O ser humano é a criatura vivente mais bem-sucedida da criação graças à razão. E esta se manifesta, principalmente, por duas funções: a inteligência (que é a capacidade de entendimento) e a imaginação (a possibilidade de criar imagens do que sequer existe, mas que pode existir se alguém o criar).

Entender é fundamental e possibilita a geração de ideias. Imaginar, porém, é mais nobre, pois se trata do dom de criar, quer conceitos, ideias e teorias; quer obras materiais, casas, templos, túmulos, monumentos, cidades e civilizações. Pode-se afirmar, pois, que foi através da imaginação que o homem criou boa parte do que utiliza para sobreviver, se valendo, claro, dos recursos da natureza. Foi por seu intermédio que foram criadas as ciências (a astronomia, a física. a química etc.), a tecnologia e as artes.

Ninguém sabe (é óbvio) qual será a extensão da sua vida. Ou seja, de quantos anos irá dispor para amar, odiar, sorrir, chorar, ter sonhos, realizar, criar, enfim, viver. Por isso, manda a prudência, não se deve desperdiçar o tempo, nem mesmo um reles segundo, com picuinhas, com tolices, com pensamentos e ações negativos e nocivos, com pessimismo, mau humor e tristezas (na maior parte forjadas por nós mesmos).
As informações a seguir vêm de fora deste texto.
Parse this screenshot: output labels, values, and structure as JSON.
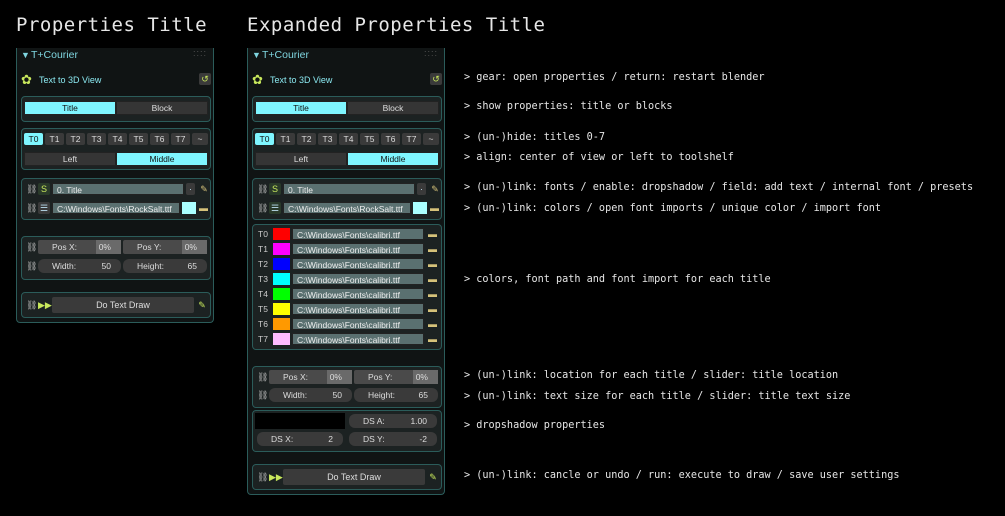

Não podemos perder nenhuma oportunidade, por menor que seja, para realizar o que nos propusermos a fazer e mostrar ao mundo a que viemos. É temerário, por exemplo, adiar o amor, alimentar o egoísmo, não forjar o máximo de amizades e protelar a busca da felicidade para um amanhã que, possivelmente, sequer teremos. Evan Eser fez uma sábia constatação a respeito, sobre a qual é mister refletir bastante, que diz: “Não podemos fazer muito sobre a extensão de nossas vidas, mas podemos fazer muito sobre a largura e a profundidade delas”. Então... mãos à obra. Afinal, “fugit irreparabile tempus”, como adverte o poeta.